Elaine Dalton’s recent comments about the meaning of pink in a recent edition of the Church News (currently being discussed on BCC), express a concern that girls will want to be like boys. “We want them to understand that they are soft, they are unique, they are feminine and that they don’t have to be like the boys,” says President Dalton. This is hardly a sentiment unique to her; one can find a number of General Conference talks which warn against the temptation for women to set aside their femininity and be like men. Femininity, it seems, is under siege.
But I would like to pose this question: generally speaking, which sex exhibits more of a need to “prove” and defend their gender identification? Which sex expresses more anxiety about engaging in behavior which is culturally coded as being of the opposite sex? We live in a culture in which androgyny is much more acceptable for girls than for boys; girls can engage in traditionally “masculine” activities with less social censure than boys who engage in “feminine” ones. And as women move more and more into spheres which have traditionally been considered male, or act in ways traditionally seen as masculine, I would argue that it is not femininity, but rather masculinity, which is threatened. Men are left with fewer ways of asserting their uniquely male identity. If the girls start to act like boys, in other words, what will be left for the boys? I suspect that at least to some extent, this fuels the continuation of a male-only priesthood–evidenced by the commonly expressed concern that if women were ordained, there would be nothing left for the men to do.
It is also striking that when the importance of maintaining gender boundaries is asserted, it is almost always aimed at women. It is evidently a female responsibility to maintain appropriate gender roles; rarely do we hear conference talks warning men to resist the temptation to act like women and thereby lose their masculinity. This is not to say that men are not frequently exhorted to embrace a particular version of masculinity, one involving commitment and responsibility. However, it is notable that this is not discussed within the framework of the need to maintain gender differences. Men are warned not against the temptation of aspiring to be like women, but rather of living out a worldly version of what it means to be a man, rather than a gospel-oriented one. Women are given parallel advice, in terms of the contrast between the church and the world, but one of the dangers of the latter is that it entices women to be like men.

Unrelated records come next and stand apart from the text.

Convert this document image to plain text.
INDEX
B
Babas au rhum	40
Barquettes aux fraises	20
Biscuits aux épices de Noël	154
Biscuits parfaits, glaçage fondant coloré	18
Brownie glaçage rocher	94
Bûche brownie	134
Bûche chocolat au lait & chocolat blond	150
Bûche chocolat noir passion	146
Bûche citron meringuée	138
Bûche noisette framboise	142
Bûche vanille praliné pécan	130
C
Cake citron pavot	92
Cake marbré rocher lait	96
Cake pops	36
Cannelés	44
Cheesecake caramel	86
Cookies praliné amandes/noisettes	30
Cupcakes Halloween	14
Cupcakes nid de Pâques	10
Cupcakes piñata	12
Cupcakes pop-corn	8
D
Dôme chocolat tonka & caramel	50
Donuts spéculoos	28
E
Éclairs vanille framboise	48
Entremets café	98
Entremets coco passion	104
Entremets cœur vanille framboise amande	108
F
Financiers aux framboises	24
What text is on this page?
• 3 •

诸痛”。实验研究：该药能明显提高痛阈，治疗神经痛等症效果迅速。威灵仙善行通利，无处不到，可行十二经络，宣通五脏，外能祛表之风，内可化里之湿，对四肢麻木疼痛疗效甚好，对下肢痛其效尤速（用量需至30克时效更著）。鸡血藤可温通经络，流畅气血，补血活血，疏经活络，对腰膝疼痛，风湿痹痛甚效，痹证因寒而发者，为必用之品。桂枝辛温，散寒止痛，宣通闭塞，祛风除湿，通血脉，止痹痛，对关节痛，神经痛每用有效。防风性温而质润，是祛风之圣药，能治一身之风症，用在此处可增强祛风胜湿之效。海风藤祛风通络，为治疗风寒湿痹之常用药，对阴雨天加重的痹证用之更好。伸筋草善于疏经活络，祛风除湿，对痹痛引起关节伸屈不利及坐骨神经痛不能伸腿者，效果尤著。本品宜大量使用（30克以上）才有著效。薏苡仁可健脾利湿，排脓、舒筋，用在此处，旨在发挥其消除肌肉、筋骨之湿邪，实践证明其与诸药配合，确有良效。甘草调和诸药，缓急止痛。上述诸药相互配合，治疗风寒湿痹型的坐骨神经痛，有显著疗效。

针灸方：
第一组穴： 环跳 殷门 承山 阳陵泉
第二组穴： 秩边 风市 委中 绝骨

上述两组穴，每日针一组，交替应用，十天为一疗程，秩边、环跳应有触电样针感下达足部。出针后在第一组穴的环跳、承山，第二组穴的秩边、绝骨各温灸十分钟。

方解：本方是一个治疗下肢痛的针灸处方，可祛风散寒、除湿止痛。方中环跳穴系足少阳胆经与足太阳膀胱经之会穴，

As a result of this framework, girls are asked to circumscribe their activities and personality traits in order to maintain clear gender boundaries–boundaries which, I would argue, are more important for maintaining masculinity than femininity. But do we have other options? Is it possible to promote a vision of masculinity which does not need to impose limits on women in order to maintain itself? To be fair, I think the church actually describes an ideal of masculinity which embraces a number of traditionally female virtues. But when I hear the concern that femininity is being somehow undermined by behavior which is not, so to speak, pink, I think it would be worthwhile to consider whether it is in fact femininity that is being threatened by expanded roles for women.